Tels des sportifs de haut niveau, ses canidés sont choyés. Sa braque de Weimar Faune, plus de 10 ans, ne sort plus qu’un jour sur deux, avec des randonnées adaptées. Phantom, un Greyster, race de chien de grande taille qui excelle sur courte distance, a besoin de davantage se défouler. « C’est une union de Kenya et de Neiro. Nous avions eu une portée de sept chiots. Il faut leur accorder du temps dès la première année« , détaille-t-il. « Il est capable de tout donner en course. C’est sûrement dû au fait de voir d’autres congénères. » Les excursions dans les bois du Baugeois avec ses quatre bien-aimés sont devenues rarissimes, « seulement pour des balades d’une demi-heure ».

Endurance fondamentale, fractionné, en libre ou en traction, la préparation est mûrement réfléchie. « Dès lors que la température avoisine les 15° C, les chiens sont tout de suite plus fatigués. L’été, nous faisons plus de baignades. Puis nous commençons à nous préparer pour les compétitions. Nous alternons entre du foncier et des intensités plus élevées, jusqu’à se rapprocher au maximum des distances des courses ». En semaine, ses chiens peuvent titiller les 60 km en moyenne et atteindre des pointes aux alentours des 50 km/h. « Mais j’évite car la vitesse augmente le risque de blessure. »

Le sportif s’inspire de sa propre expérience. « C’est comme un être humain. Il vaut mieux travailler sur de la frustration », résume-t-il. « Il faut toujours y aller progressivement, aussi bien au niveau de la vitesse que de la durée. En reprise, mes chiens vont être aux alentours de 12 km/h et au fur et à mesure, ils vont courir 1 h 30 à des allures comprises entre 16 et 18 km/h. »

Miniature de la vidéo

| « C’est difficile d’en vivre »

Avec seulement deux sponsors, spécialisés dans l’alimentation et le matériel, l’adepte du cross-country s’auto-finance. « J’ai toujours été dans le partage. Avec mon travail en tant que cadre agricole à Anjou Plants, j’ai trouvé un équilibre. La course à pied m’aide à m’extirper. » Si le sociétaire de l’Athlétisme Sarthe Loir 72 n’a jamais souhaité faire de sa passion sa vocation, il déplore le manque de moyens alloués aux canicrossers. « C’est difficile d’en vivre. Certains en font leur métier mais ils sont peu nombreux. »

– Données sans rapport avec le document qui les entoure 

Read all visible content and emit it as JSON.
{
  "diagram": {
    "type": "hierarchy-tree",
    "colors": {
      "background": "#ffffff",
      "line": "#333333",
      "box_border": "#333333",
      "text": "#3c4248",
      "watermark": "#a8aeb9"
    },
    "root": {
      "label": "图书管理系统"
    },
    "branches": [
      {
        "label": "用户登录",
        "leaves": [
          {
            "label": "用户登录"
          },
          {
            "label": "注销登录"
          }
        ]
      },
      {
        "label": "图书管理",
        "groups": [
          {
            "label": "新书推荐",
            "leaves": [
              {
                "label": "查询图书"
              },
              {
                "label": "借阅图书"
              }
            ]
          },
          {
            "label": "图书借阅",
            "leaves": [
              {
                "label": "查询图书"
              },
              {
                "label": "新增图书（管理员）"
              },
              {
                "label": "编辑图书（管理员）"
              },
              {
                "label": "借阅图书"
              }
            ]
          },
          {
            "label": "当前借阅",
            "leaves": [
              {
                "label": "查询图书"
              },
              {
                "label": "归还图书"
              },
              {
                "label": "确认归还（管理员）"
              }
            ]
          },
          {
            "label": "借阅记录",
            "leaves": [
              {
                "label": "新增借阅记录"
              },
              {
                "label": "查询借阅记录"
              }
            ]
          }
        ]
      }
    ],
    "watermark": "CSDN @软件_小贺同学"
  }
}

Alors que la Fédération Française des Sports et Loisirs Canins « commence à se structurer », « en se conformant aux règles de la Fédération Française d’Athlétisme », la France fait partie du gratin mondial. « Nous possédons un bon vivier de talents. » Antony Le Moigne a décroché l’or aux championnats du Monde vétéran de canicross 2024, Shainy Pignon s’est octroyée deux titres cette même année dans les catégories Junior Femme et Relais mixte Femme…

« Le canicross est un frein à ma progression en tant que coureur. C’est un pincement au coeur vite oublié quand je suis en compétition. »

Anthony Remars

Contrairement à notre pensée première, ce ne sont pas les athlètes les plus aguerris qui glanent les compétitions. Tout est question de duo. « En canicross, j’ai vu des coureurs qui bouclent 10 km en 29 minutes se faire contrer par d’autres qui font 33 minutes. Le meilleur binôme gagne. Il est nécessaire d’être homogène. » À ce titre, l’expérience parle pour celui qui soufflera ses 43 bougies le 29 juin prochain. « Je connais mes chiens. Je vois s’ils sont demandeurs ou au contraire s’ils ont besoin de souffler pendant quelques jours. J’ai tissé des liens indescriptibles avec eux », précise-t-il. « S’ils sont cramés, j’enlève une séance de fractionné par exemple. »

Alors qu’il a pensé à arrêter au vu des sacrifices nécessaires et du temps consacré à s’en occuper, le quarantenaire adopte une stratégie bien rodée depuis quelque temps. « Je vais faire moins de courses et me focaliser uniquement sur les grands championnats. » Il se penchera d’ici quelques mois à la préparation des championnats du Monde du 7 au 9 novembre 2025 à Pardubice, en République Tchèque.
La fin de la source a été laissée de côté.